February 15, 2012

Cooking Guide : Homemade Rasam Powder


Hope everyone had a wonderful Valentine's Day ! For us valentine's day was a special day with the kids. They had parties at school and had fun exchanging cards and gifts. For us the traffic was very bad in the evening and could not do much. Kids all dressed up in red and white, ballons, hearts, cakes, cookies it was fun to watch. Shweets bought home a box full of candies and went on and on about how they celebrated the day. Next we are getting ready for the "Mardi Gras" celebrations special costumes, masks , king cakes, parades. Eagerly waiting to enjoy the day !!

Coming to today's recipe, when it comes to making homemade spice powders, I always rely on my Mom or Mother-in-law. Whenever we go on vacation, we get loads of all the required spice powders and stock them up. Last year Mom was with me for about 6 months and she made this awesome rasam powder for me. My rasam never goes wrong when I add this powder. It is simple to make and comes in handy on those lazy days. Somehow I do not like the store bought ones, may be I'm too used to homemade version. Try this to make some great rasam recipes. Check out my Paruppu Rasam and Tomato Rasam which were made with this powder.

Preparation Time : 20 min

Total Time : 45 min

Ingredients

Coriander seeds - 250 gms
Pepper corns - 50 gms
Cumin Seeds - 50 gms
Dry Red Chilly - 50 gms
Toor Dal - 2 tbsp
Fenugreek seeds - 1/2 tsp
Mustard - 1/2 tsp
Asafoetida - 1/4 tsp

Preparation
  • Measure the ingredients and keep it ready.
  • Clean and dry out the mixer jar.
  • Clean and dry out a air tight container to store the rasam powder
Method
  • Carefully dry roast coriander seeds , pepper corns, cumin seeds, toor dal , dry red chillies, fenugreek, mustard each separately in medium flame until aroma arises.
  • Combine all ingredients and allow the contents to cool down for 30 min.
  • Once the ingredients are completely cooled down, grind it along with asafoetida to a coarse powder.
  • Allow the ground mixture to sit for about 30 min and then transfer to air tight container. You can use this powder to make awesome rasam recipes.


Notes
  • Take care while dry roasting, if the seeds are burnt it will spoil the taste of the rasam.
  • Store the rasam powder in clean, dry container. Use dry spoon and it can be used for 6 months are so.

Reactions:

10 comments:

I have made sambhar powder at home but never tried rasam powder at home...
Lovely recipe dear..
Reva

I too wanted to try homemade rasam powder in bulk and store.. I usually grind only for that day, this sounds perfect!

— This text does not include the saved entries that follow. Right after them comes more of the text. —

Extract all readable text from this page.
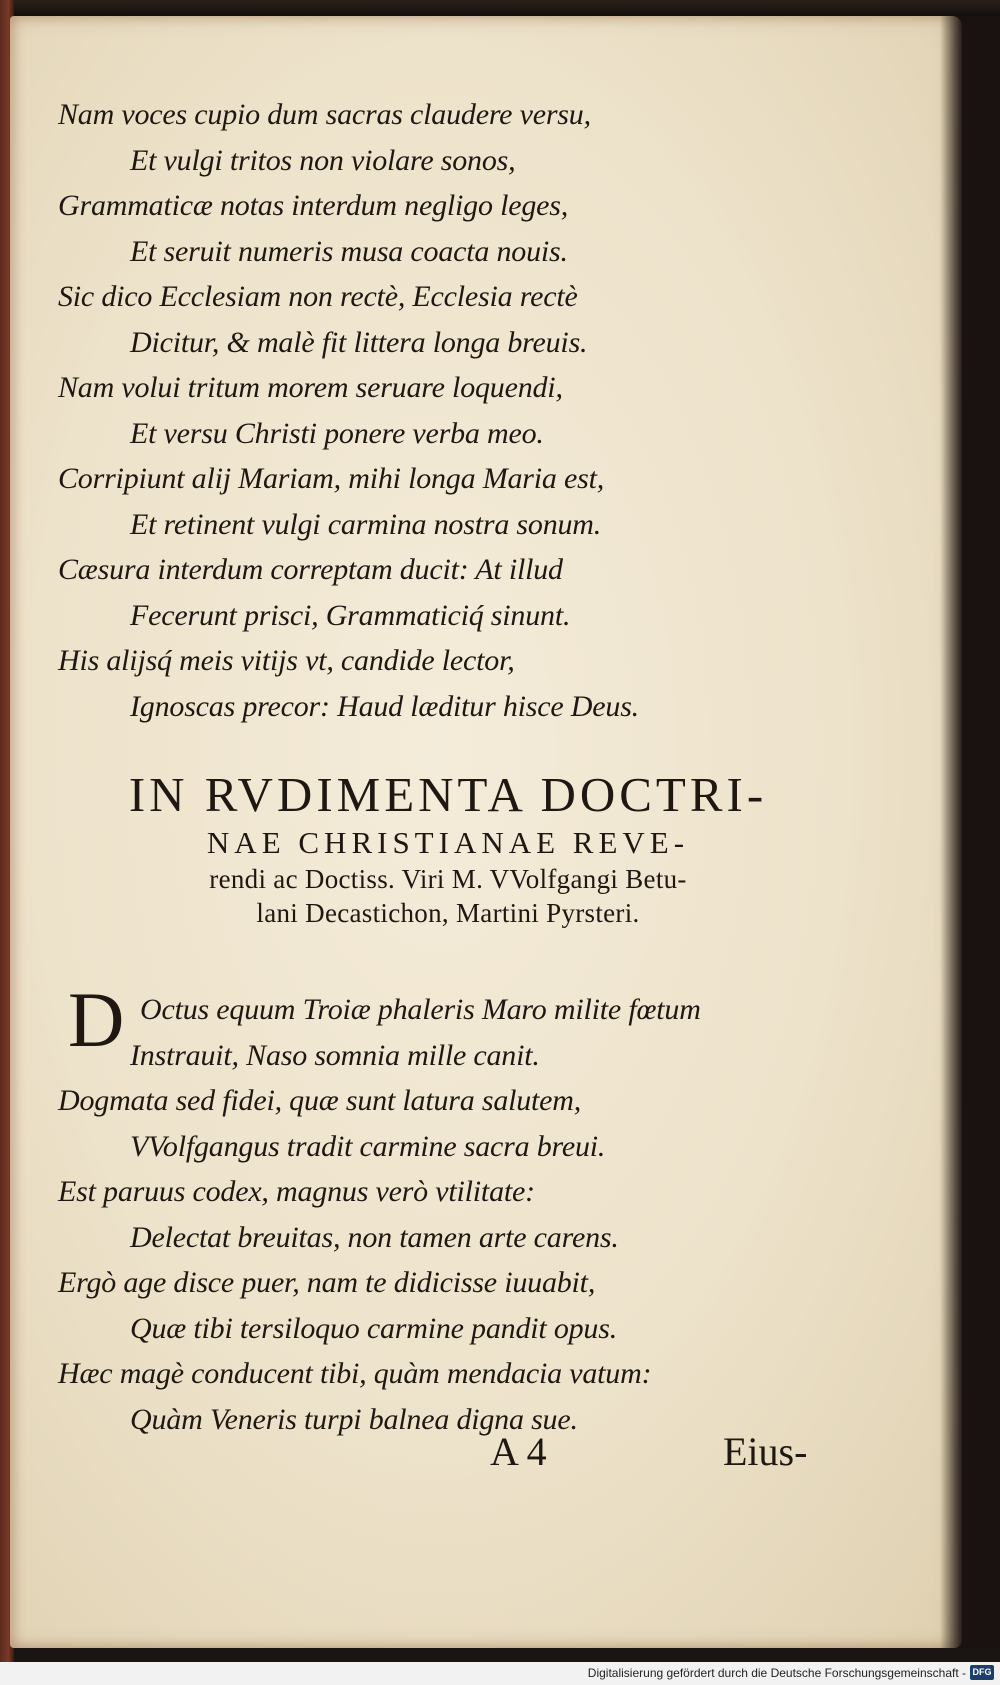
Nam voces cupio dum sacras claudere versu,
Et vulgi tritos non violare sonos,
Grammaticæ notas interdum negligo leges,
Et seruit numeris musa coacta nouis.
Sic dico Ecclesiam non rectè, Ecclesia rectè
Dicitur, & malè fit littera longa breuis.
Nam volui tritum morem seruare loquendi,
Et versu Christi ponere verba meo.
Corripiunt alij Mariam, mihi longa Maria est,
Et retinent vulgi carmina nostra sonum.
Cæsura interdum correptam ducit: At illud
Fecerunt prisci, Grammaticiq́ sinunt.
His alijsq́ meis vitijs vt, candide lector,
Ignoscas precor: Haud læditur hisce Deus.
IN RVDIMENTA DOCTRI-
NAE CHRISTIANAE REVE-
rendi ac Doctiss. Viri M. VVolfgangi Betu-
lani Decastichon, Martini Pyrsteri.
D Octus equum Troiæ phaleris Maro milite fœtum
Instrauit, Naso somnia mille canit.
Dogmata sed fidei, quæ sunt latura salutem,
VVolfgangus tradit carmine sacra breui.
Est paruus codex, magnus verò vtilitate:
Delectat breuitas, non tamen arte carens.
Ergò age disce puer, nam te didicisse iuuabit,
Quæ tibi tersiloquo carmine pandit opus.
Hæc magè conducent tibi, quàm mendacia vatum:
Quàm Veneris turpi balnea digna sue.
A 4	Eius-
Digitalisierung gefördert durch die Deutsche Forschungsgemeinschaft - DFG
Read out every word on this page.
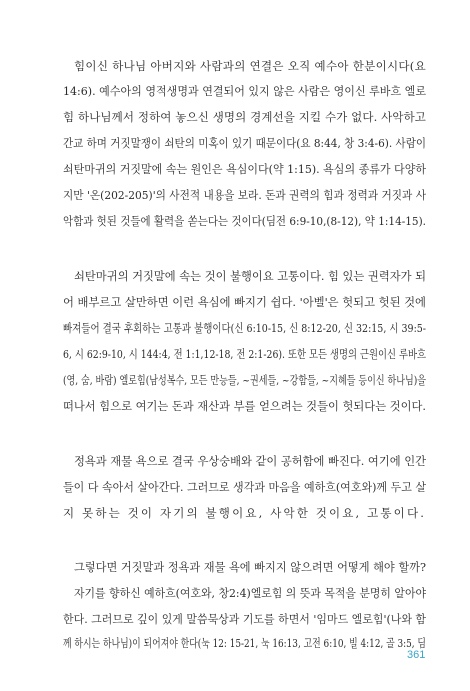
힘이신 하나님 아버지와 사람과의 연결은 오직 예수아 한분이시다(요
14:6). 예수아의 영적생명과 연결되어 있지 않은 사람은 영이신 루바흐 엘로
힘 하나님께서 정하여 놓으신 생명의 경계선을 지킬 수가 없다. 사악하고
간교 하며 거짓말쟁이 쇠탄의 미혹이 있기 때문이다(요 8:44, 창 3:4-6). 사람이
쇠탄마귀의 거짓말에 속는 원인은 욕심이다(약 1:15). 욕심의 종류가 다양하
지만 '온(202-205)'의 사전적 내용을 보라. 돈과 권력의 힘과 정력과 거짓과 사
악함과 헛된 것들에 활력을 쏟는다는 것이다(딤전 6:9-10,(8-12), 약 1:14-15).
쇠탄마귀의 거짓말에 속는 것이 불행이요 고통이다. 힘 있는 권력자가 되
어 배부르고 살만하면 이런 욕심에 빠지기 쉽다. '아벨'은 헛되고 헛된 것에
빠져들어 결국 후회하는 고통과 불행이다(신 6:10-15, 신 8:12-20, 신 32:15, 시 39:5-
6, 시 62:9-10, 시 144:4, 전 1:1,12-18, 전 2:1-26). 또한 모든 생명의 근원이신 루바흐
(영, 숨, 바람) 엘로힘(남성복수, 모든 만능들, ~권세들, ~강함들, ~지혜들 등이신 하나님)을
떠나서 힘으로 여기는 돈과 재산과 부를 얻으려는 것들이 헛되다는 것이다.
정욕과 재물 욕으로 결국 우상숭배와 같이 공허함에 빠진다. 여기에 인간
들이 다 속아서 살아간다. 그러므로 생각과 마음을 예하흐(여호와)께 두고 살
지 못하는 것이 자기의 불행이요, 사악한 것이요, 고통이다.
그렇다면 거짓말과 정욕과 재물 욕에 빠지지 않으려면 어떻게 해야 할까?
자기를 향하신 예하흐(여호와, 창2:4)엘로힘 의 뜻과 목적을 분명히 알아야
한다. 그러므로 깊이 있게 말씀묵상과 기도를 하면서 '임마드 엘로힘'(나와 함
께 하시는 하나님)이 되어져야 한다(눅 12: 15-21, 눅 16:13, 고전 6:10, 빌 4:12, 골 3:5, 딤
361
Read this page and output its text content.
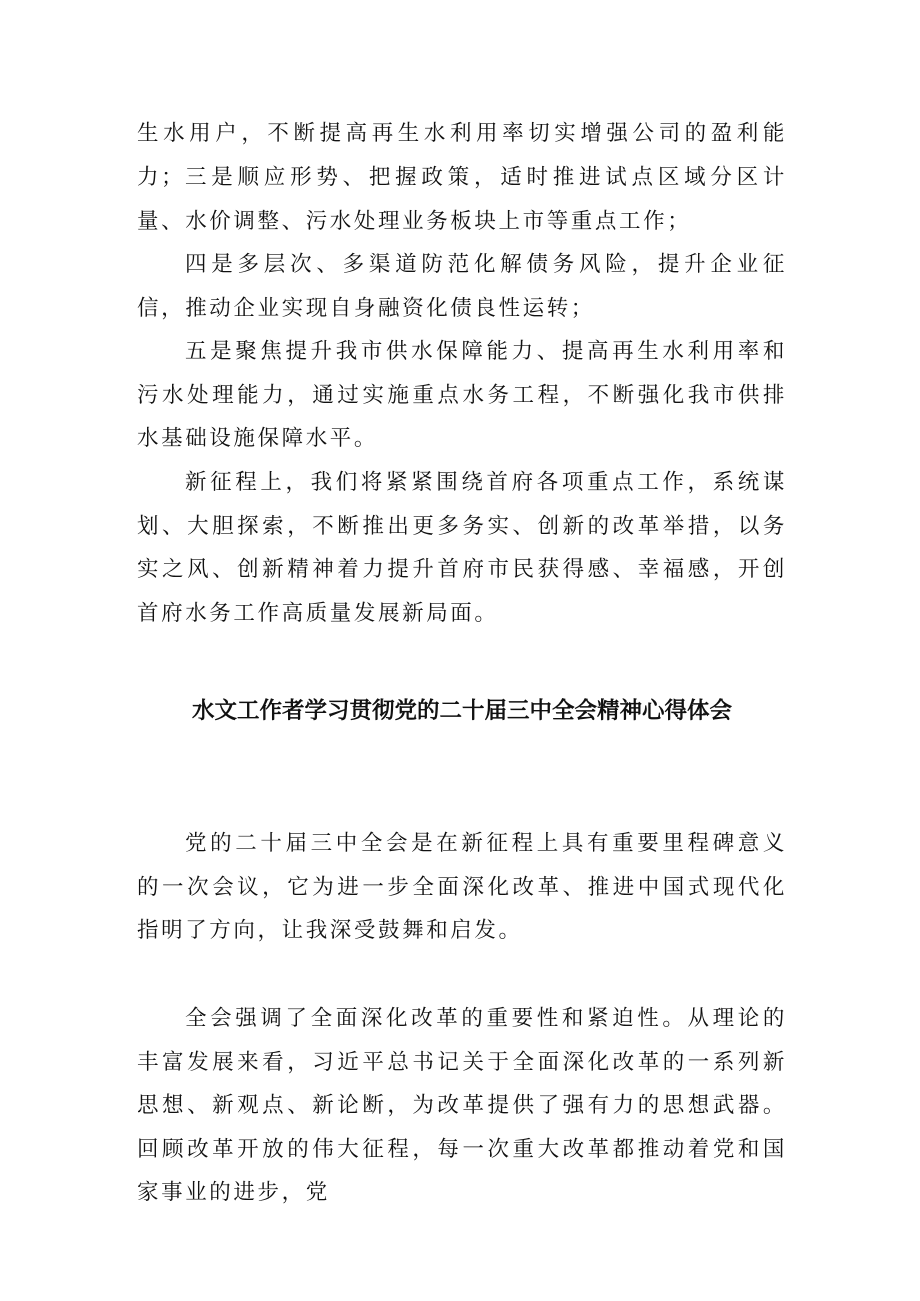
生水用户，不断提高再生水利用率切实增强公司的盈利能力； 三是顺应形势、把握政策，适时推进试点区域分区计量、水价调整、污水处理业务板块上市等重点工作；

四是多层次、多渠道防范化解债务风险，提升企业征信，推动企业实现自身融资化债良性运转；

五是聚焦提升我市供水保障能力、提高再生水利用率和污水处理能力，通过实施重点水务工程，不断强化我市供排水基础设施保障水平。

新征程上，我们将紧紧围绕首府各项重点工作，系统谋划、大胆探索，不断推出更多务实、创新的改革举措，以务实之风、创新精神着力提升首府市民获得感、幸福感，开创首府水务工作高质量发展新局面。

水文工作者学习贯彻党的二十届三中全会精神心得体会

党的二十届三中全会是在新征程上具有重要里程碑意义的一次会议，它为进一步全面深化改革、推进中国式现代化指明了方向，让我深受鼓舞和启发。

全会强调了全面深化改革的重要性和紧迫性。从理论的丰富发展来看，习近平总书记关于全面深化改革的一系列新思想、新观点、新论断，为改革提供了强有力的思想武器。回顾改革开放的伟大征程，每一次重大改革都推动着党和国家事业的进步，党
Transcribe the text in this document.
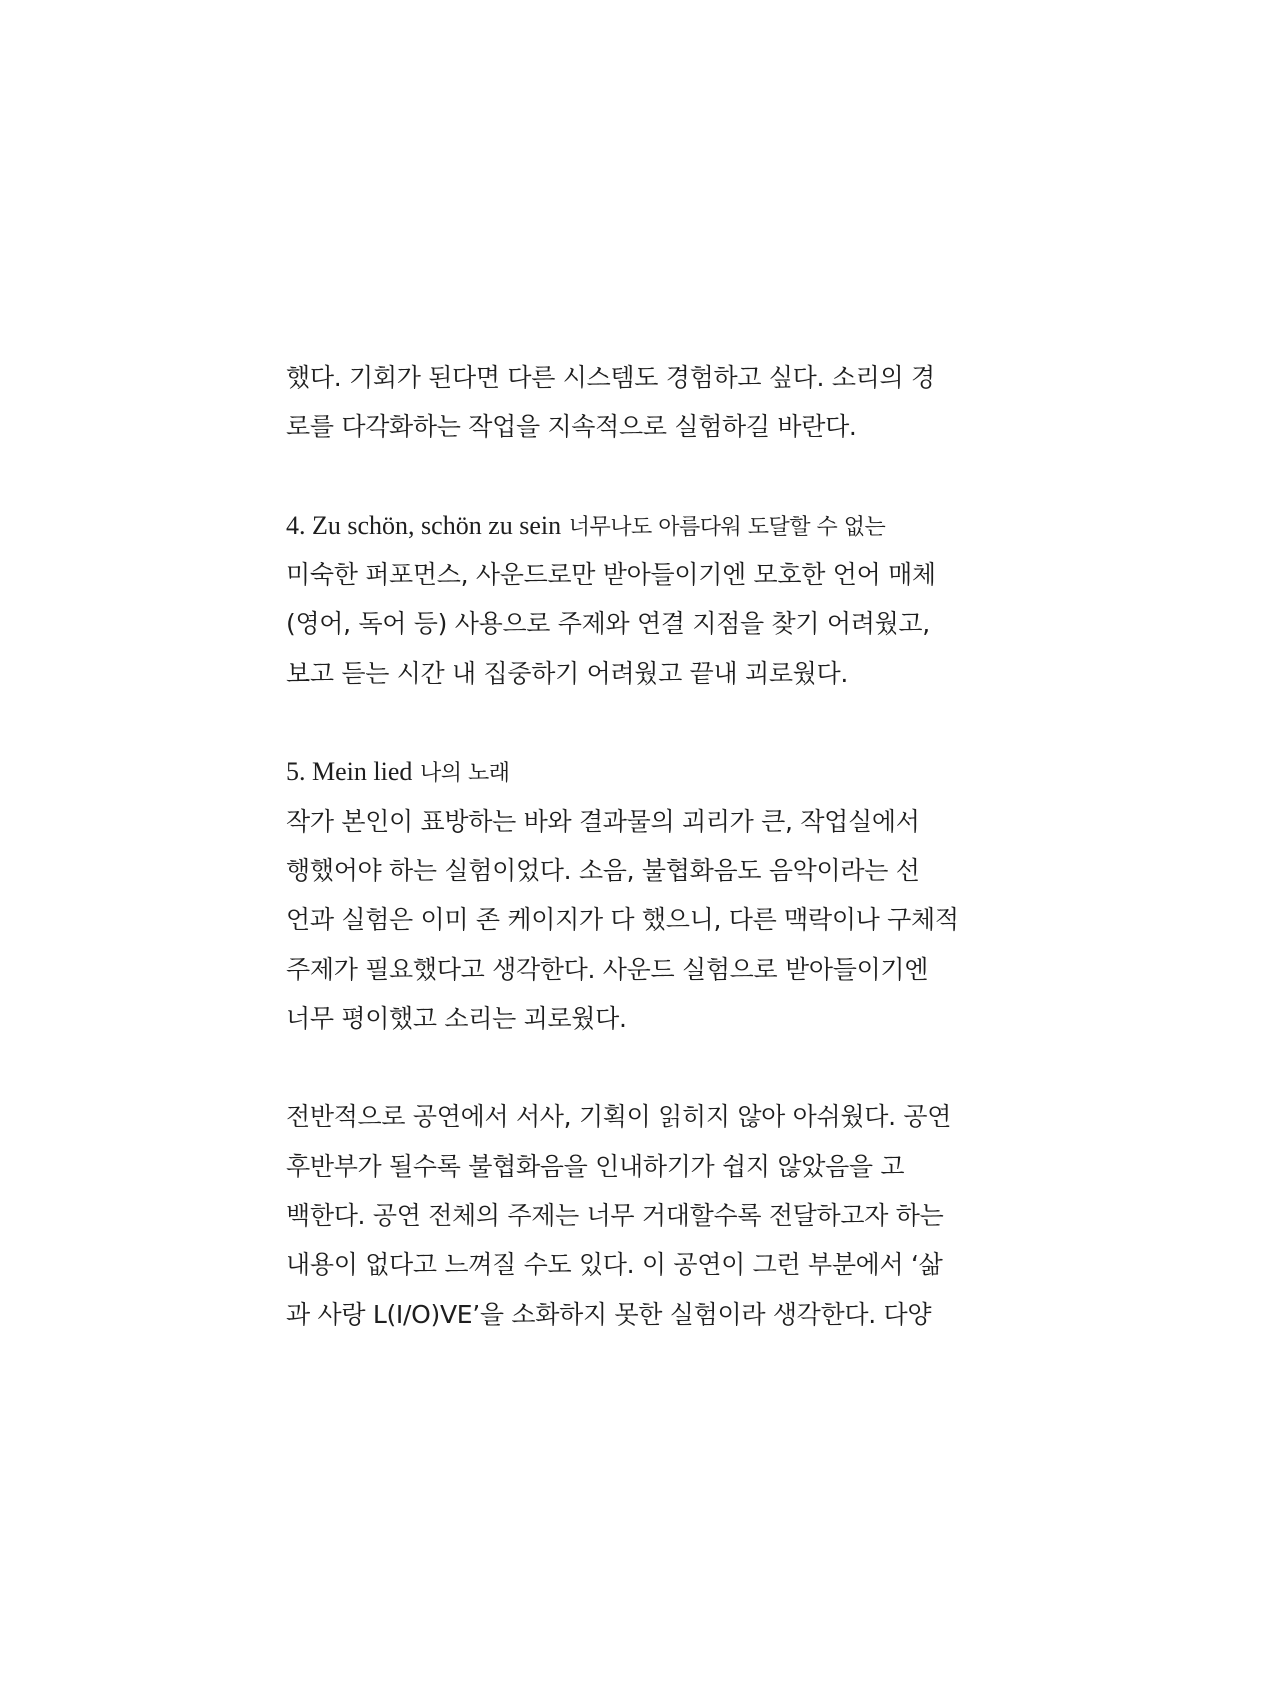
했다. 기회가 된다면 다른 시스템도 경험하고 싶다. 소리의 경
로를 다각화하는 작업을 지속적으로 실험하길 바란다.
4. Zu schön, schön zu sein 너무나도 아름다워 도달할 수 없는
미숙한 퍼포먼스, 사운드로만 받아들이기엔 모호한 언어 매체
(영어, 독어 등) 사용으로 주제와 연결 지점을 찾기 어려웠고,
보고 듣는 시간 내 집중하기 어려웠고 끝내 괴로웠다.
5. Mein lied 나의 노래
작가 본인이 표방하는 바와 결과물의 괴리가 큰, 작업실에서
행했어야 하는 실험이었다. 소음, 불협화음도 음악이라는 선
언과 실험은 이미 존 케이지가 다 했으니, 다른 맥락이나 구체적
주제가 필요했다고 생각한다. 사운드 실험으로 받아들이기엔
너무 평이했고 소리는 괴로웠다.
전반적으로 공연에서 서사, 기획이 읽히지 않아 아쉬웠다. 공연
후반부가 될수록 불협화음을 인내하기가 쉽지 않았음을 고
백한다. 공연 전체의 주제는 너무 거대할수록 전달하고자 하는
내용이 없다고 느껴질 수도 있다. 이 공연이 그런 부분에서 ‘삶
과 사랑 L(I/O)VE’을 소화하지 못한 실험이라 생각한다. 다양
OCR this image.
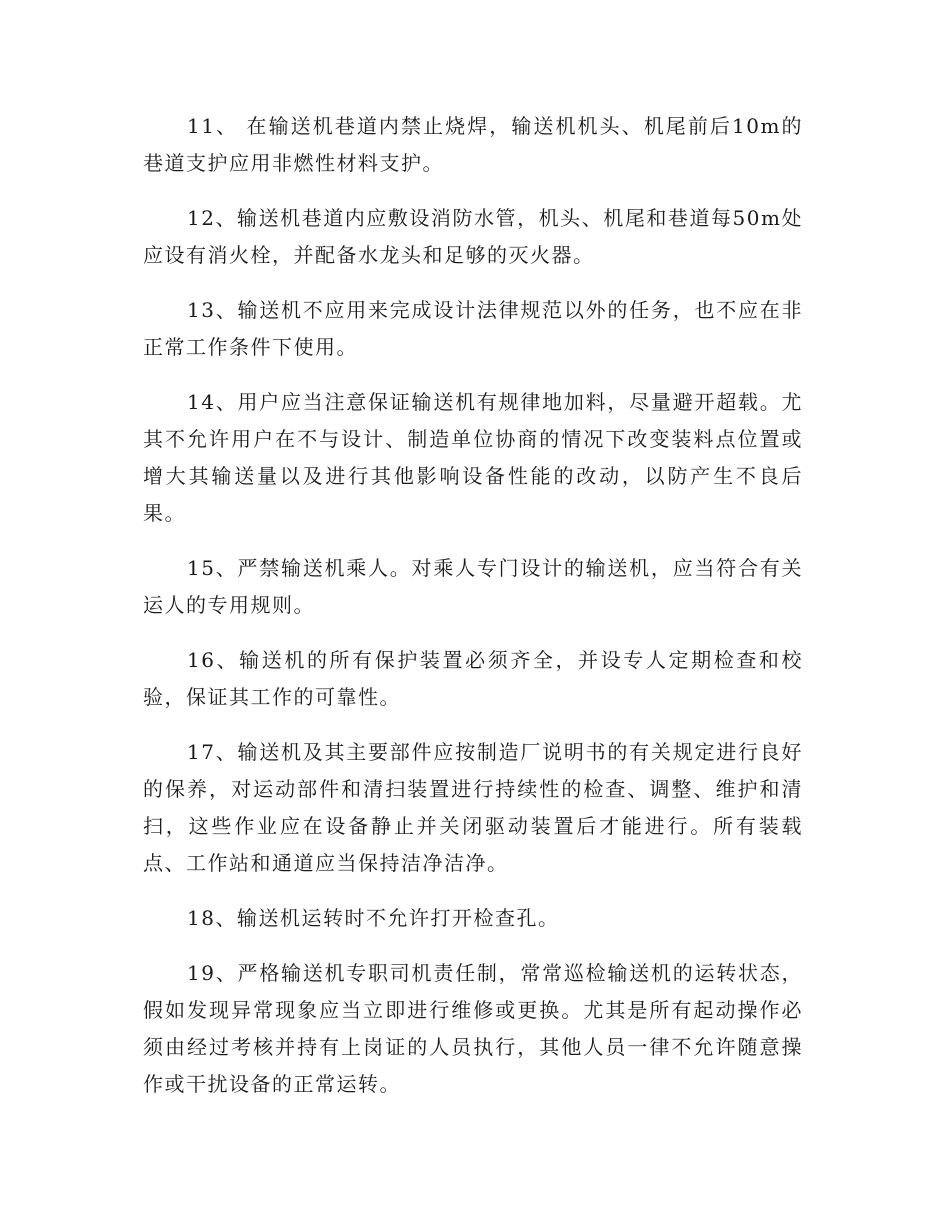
11、 在输送机巷道内禁止烧焊，输送机机头、机尾前后10m的巷道支护应用非燃性材料支护。

12、输送机巷道内应敷设消防水管，机头、机尾和巷道每50m处应设有消火栓，并配备水龙头和足够的灭火器。

13、输送机不应用来完成设计法律规范以外的任务，也不应在非正常工作条件下使用。

14、用户应当注意保证输送机有规律地加料，尽量避开超载。尤其不允许用户在不与设计、制造单位协商的情况下改变装料点位置或增大其输送量以及进行其他影响设备性能的改动，以防产生不良后果。

15、严禁输送机乘人。对乘人专门设计的输送机，应当符合有关运人的专用规则。

16、输送机的所有保护装置必须齐全，并设专人定期检查和校验，保证其工作的可靠性。

17、输送机及其主要部件应按制造厂说明书的有关规定进行良好的保养，对运动部件和清扫装置进行持续性的检查、调整、维护和清扫，这些作业应在设备静止并关闭驱动装置后才能进行。所有装载点、工作站和通道应当保持洁净洁净。

18、输送机运转时不允许打开检查孔。

19、严格输送机专职司机责任制，常常巡检输送机的运转状态，假如发现异常现象应当立即进行维修或更换。尤其是所有起动操作必须由经过考核并持有上岗证的人员执行，其他人员一律不允许随意操作或干扰设备的正常运转。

i love different variety of powder...this rasam powder gives nice aroma!!lovely click!

bookmarked.. looks too good will sure try it at home..

Thats gr8,thanks for sharing,bookmarking....

Totally YUMMY

Aarthi
http://www.yummytummyaarthi.com/

I make rasam powder in bulk, around 1 to 2 kgs.., when i go to india, and store them in my freezer, it stays for a long time, i make sambhar powder, when ever i make..., lovely rasam powder, rasam is an all time favourite..

Just looks awesome......very nice pics..... yum n delicious!

Perfect Indian recipes guide, thanks for sharing.best platform for learners.